John Donne said,” No man is an island unto himself" but Davies seems to be offering the counter argument which is, "John you idiot, all people are islands unto themselves, and creating a fantasy Waterloo sunset paradise may help human beings cope with the existential isolation confronts our lives."

At the end the song even Julie, her boyfriend Terry and the millions of people swarming like flies in the Waterloo Underground are just like him and being part of a crowd on the same island will never immunize people from the pain of isolation. The paradox is that loneliness is the universal bond that unites us all to the human condition. Man for all of his conceptual intelligence has created a social system that dehumanizes him on a daily basis.

What makes the song brilliant is Davies' talent for telling a very involving story with so few words, and ultimately he leaves it up to the listener to figure out the existential sadness of the story he's telling.

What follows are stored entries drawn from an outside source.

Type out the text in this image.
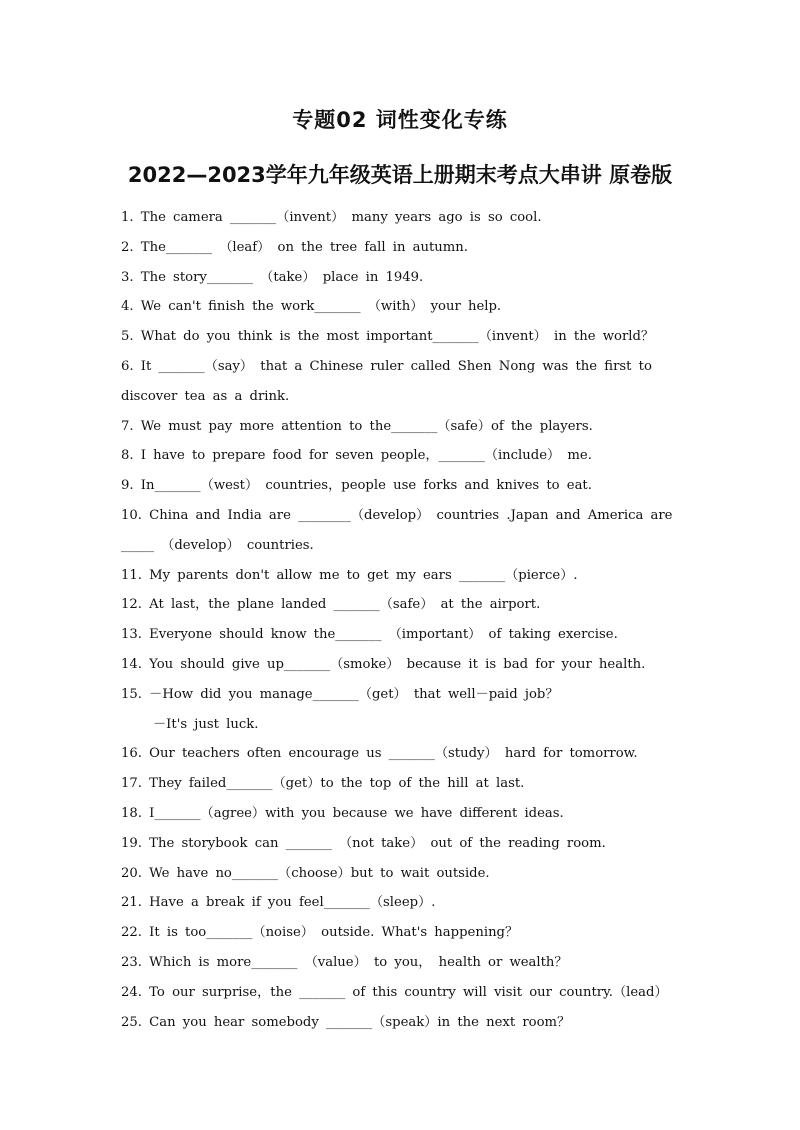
专题02 词性变化专练
2022—2023学年九年级英语上册期末考点大串讲 原卷版
1. The camera _______（invent） many years ago is so cool.
2. The_______ （leaf） on the tree fall in autumn.
3. The story_______ （take） place in 1949.
4. We can't finish the work_______ （with） your help.
5. What do you think is the most important_______（invent） in the world？
6. It _______（say） that a Chinese ruler called Shen Nong was the first to discover tea as a drink.
7. We must pay more attention to the_______（safe）of the players.
8. I have to prepare food for seven people，_______（include） me.
9. In_______（west） countries，people use forks and knives to eat.
10. China and India are ________（develop） countries .Japan and America are _____ （develop） countries.
11. My parents don't allow me to get my ears _______（pierce）.
12. At last，the plane landed _______（safe） at the airport.
13. Everyone should know the_______ （important） of taking exercise.
14. You should give up_______（smoke） because it is bad for your health.
15. －How did you manage_______（get） that well－paid job？
－It's just luck.
16. Our teachers often encourage us _______（study） hard for tomorrow.
17. They failed_______（get）to the top of the hill at last.
18. I_______（agree）with you because we have different ideas.
19. The storybook can _______ （not take） out of the reading room.
20. We have no_______（choose）but to wait outside.
21. Have a break if you feel_______（sleep）.
22. It is too_______（noise） outside. What's happening？
23. Which is more_______ （value） to you， health or wealth？
24. To our surprise，the _______ of this country will visit our country.（lead）
25. Can you hear somebody _______（speak）in the next room？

All of that being said I copied the lyrics to Waterloo Sunset for your further consideration:

Quote:
Dirty old river, must you keep rolling
Flowing into the night
People so busy, makes me feel dizzy
Taxi light shines so bright
But I don’t need no friends
As long as I gaze on waterloo sunset
I am in paradise

Every day I look at the world from my window
But chilly, chilly is the evening time
Waterloo sunsets fine

Terry meets Julie, waterloo station
Every Friday night
But I am so lazy, don’t want to wander
I stay at home at night
But I don’t feel afraid
As long as I gaze on waterloo sunset
I am in paradise

Every day I look at the world from my window
But chilly, chilly is the evening time
Waterloo sunsets fine

Millions of people swarming like flies round waterloo underground
But Terry and Julie cross over the river
Where they feel safe and sound
And they don’t need no friends
As long as they gaze on waterloo sunset
They are in paradise

Waterloo sunsets fine
__________________
There are two types of music: the first type is the blues and the second type is all the other stuff.